West Texas Intermediate crude for October delivery
on the New York Mercantile Exchange dropped 94 cents, or 2.3%, to trade at $40.57 a barrel. November Brent
, the global benchmark, declined $1.07, or 2.4%, to $43.36 a barrel on ICE Futures Europe. Settlements around the current levels for both benchmarks would mark the lowest for front-month contracts since late July.

Traders looked to the latest U.S. economic data for hints on the outlook for energy demand. On Thursday that data were mixed, with a decline in weekly jobless claims and a jump in the trade deficit in July.
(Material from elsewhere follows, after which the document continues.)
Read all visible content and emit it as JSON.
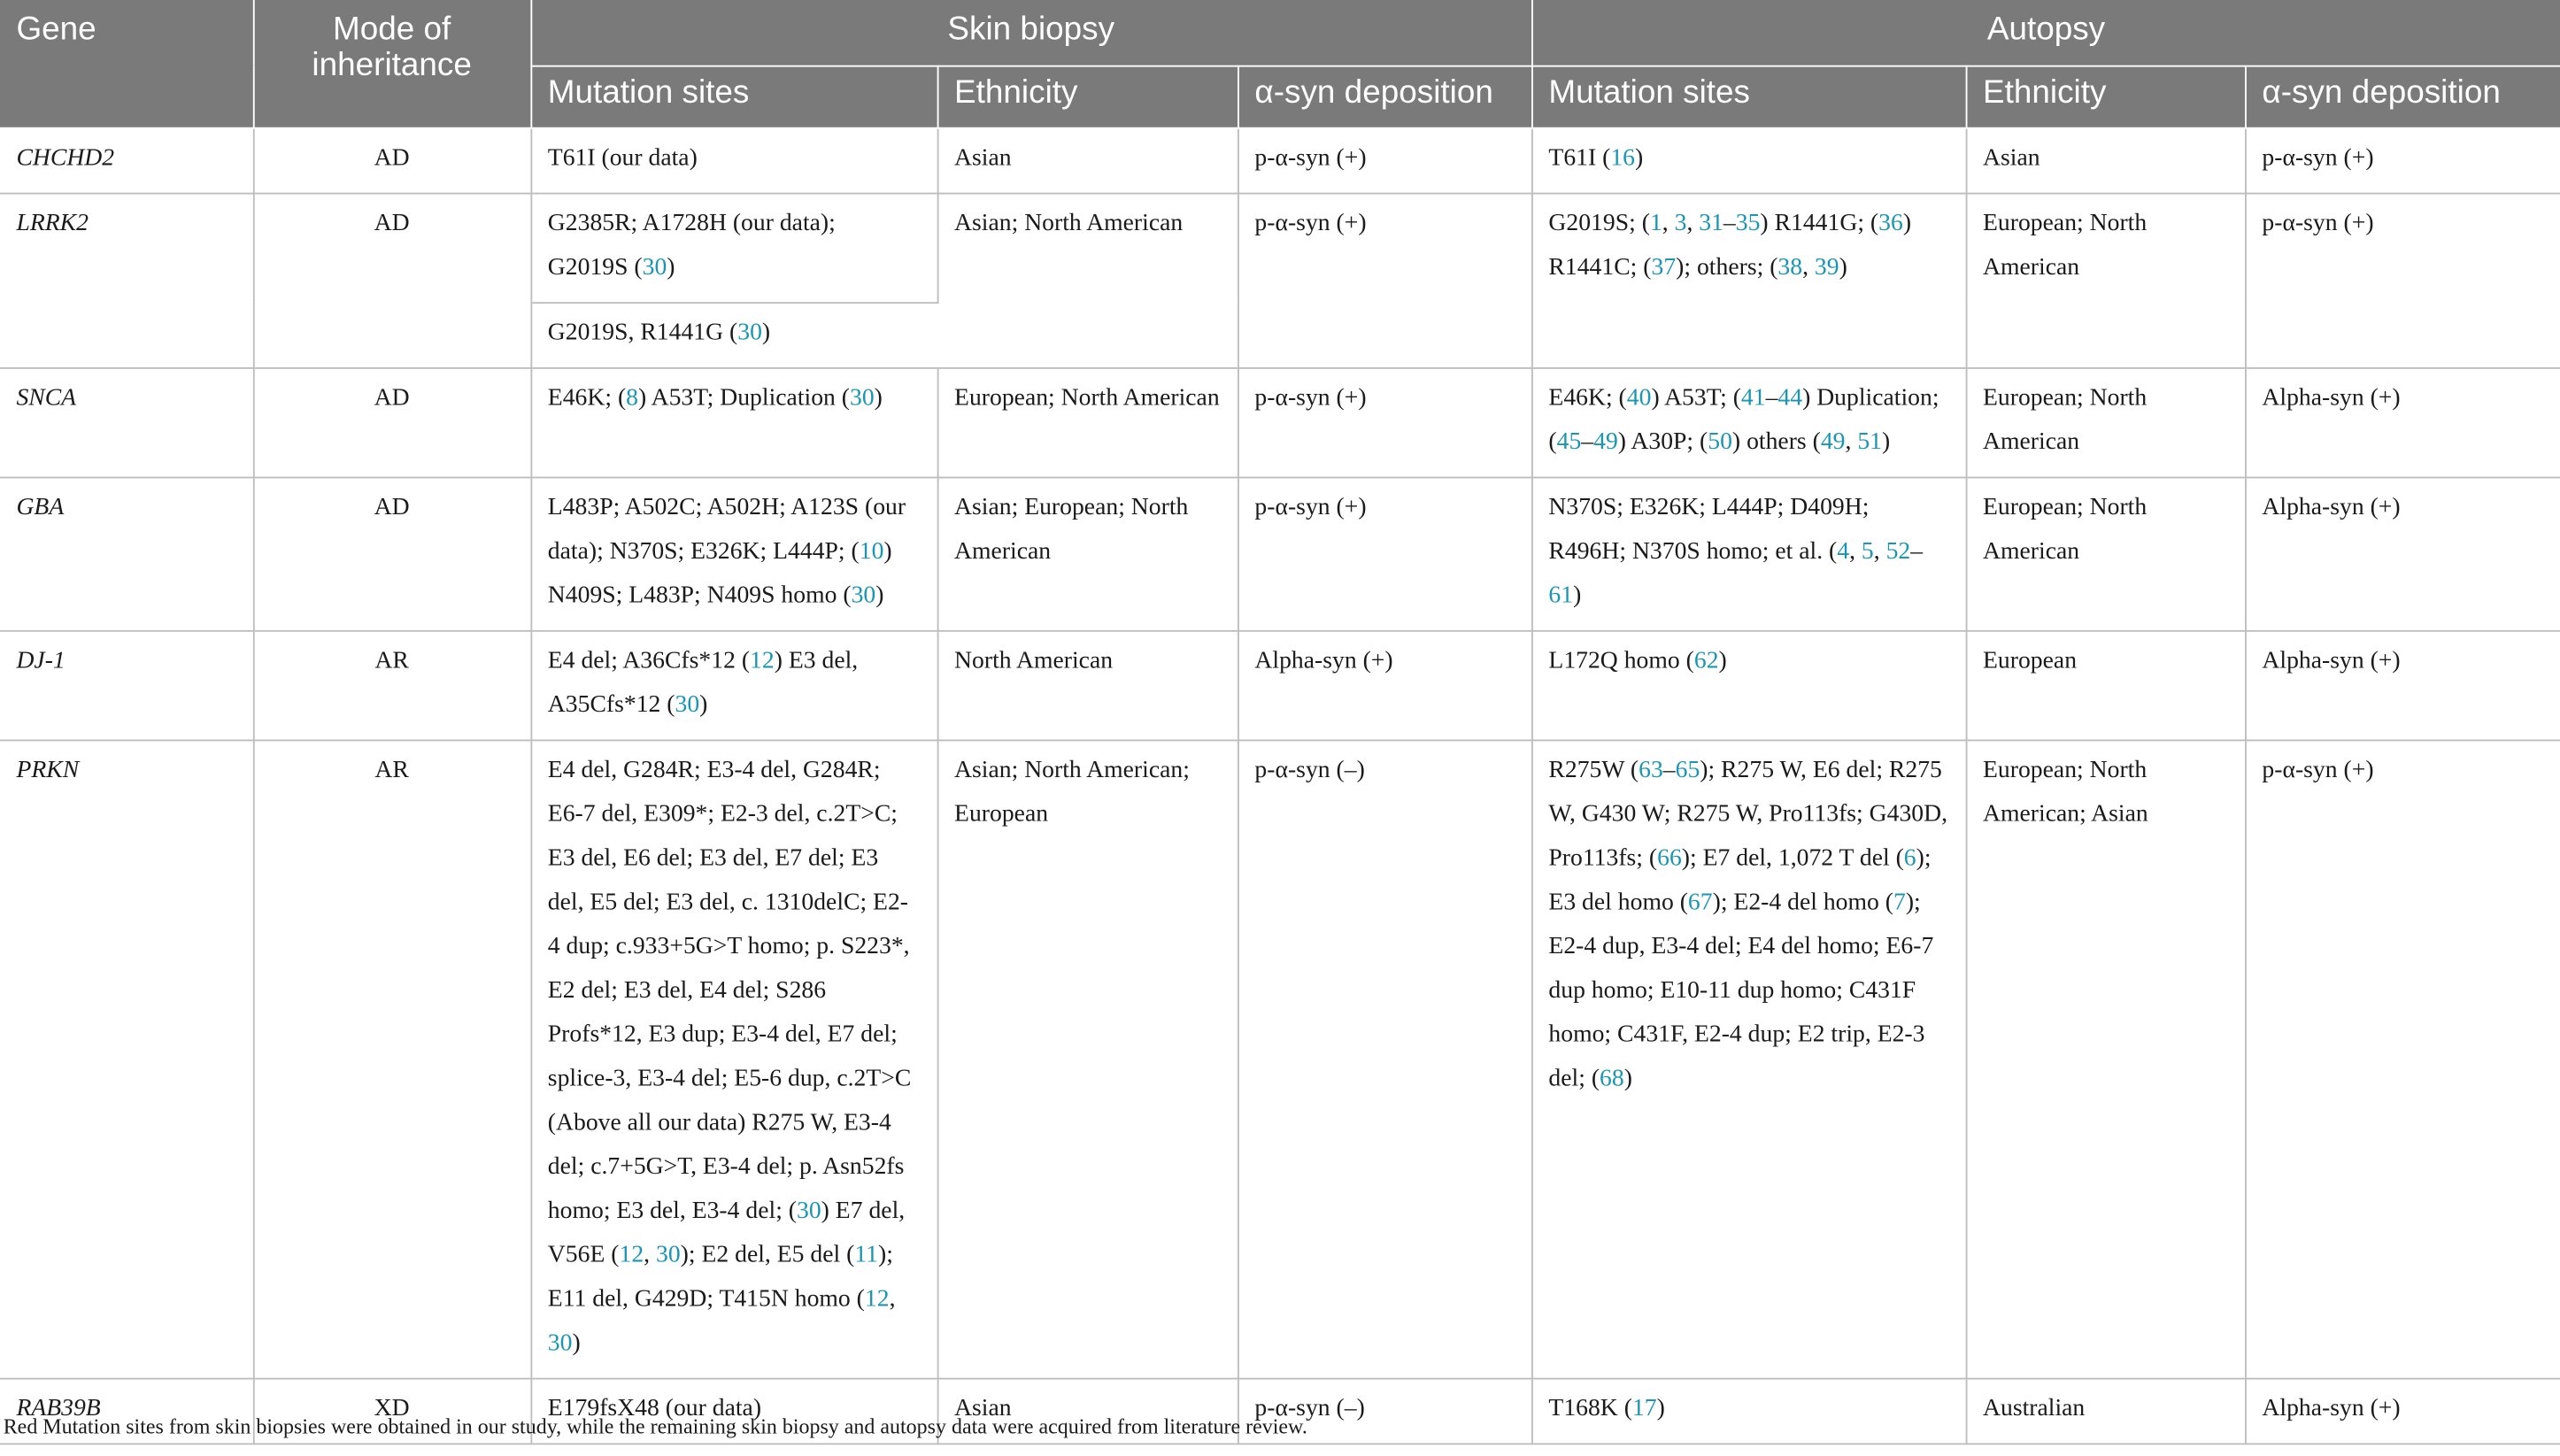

A closely followed index of non-manufacturing companies — retailers, banks, airlines, health-care providers and the like — fell in August.

A rebound by the U.S. dollar has also limited the upside for commodities. Oil had previously found support as the ICE U.S. Dollar Index
a measure of the U.S. currency against a basket of six major rivals, fell to a more-than-two-year low earlier in the week, but it now trades around 0.5% lower for the week so far.

“The macro picture has started to send more mixed signals to the oil market, with strength in equity markets more and more concentrated on a few indices/industries, key government bond interest rates trending lower and the U.S. Dollar index in rebound mode after the EUR/USD exchange rate hit the $1.20 level two days ago,” wrote analysts at JBC Energy, in a note.

A stronger dollar can pressure commodity prices, making them more expensive to users of other currencies.

Weakness in oil prices was also attributed to a report by Bloomberg that Iraq may seek a two-month extension to its deadline for implementing additional production cuts as part of the OPEC+ agreement. Iraq and other countries that had overproduced their quotas earlier this summer, are required to make deeper cuts to compensate.

However, Iraq later denied reports that it wanted a waver on cuts,” and instead said its committed to the cuts, said Flynn.

On Nymex, October gasoline
fell 1.6% to $1.1834 a gallon, while October heating oil
declined 3.7% to $1.1449 a gallon.

October natural gas
rose 2.3% to $2.545 per million British thermal units.

The U.S. Energy Information Administration reported Thursday that domestic supplies of natural gas rose by 35 billion cubic feet for the week ended Aug. 28. That was generally in line with the increase of 34 billion cubic feet forecast by analysts polled by S&P Global Platts.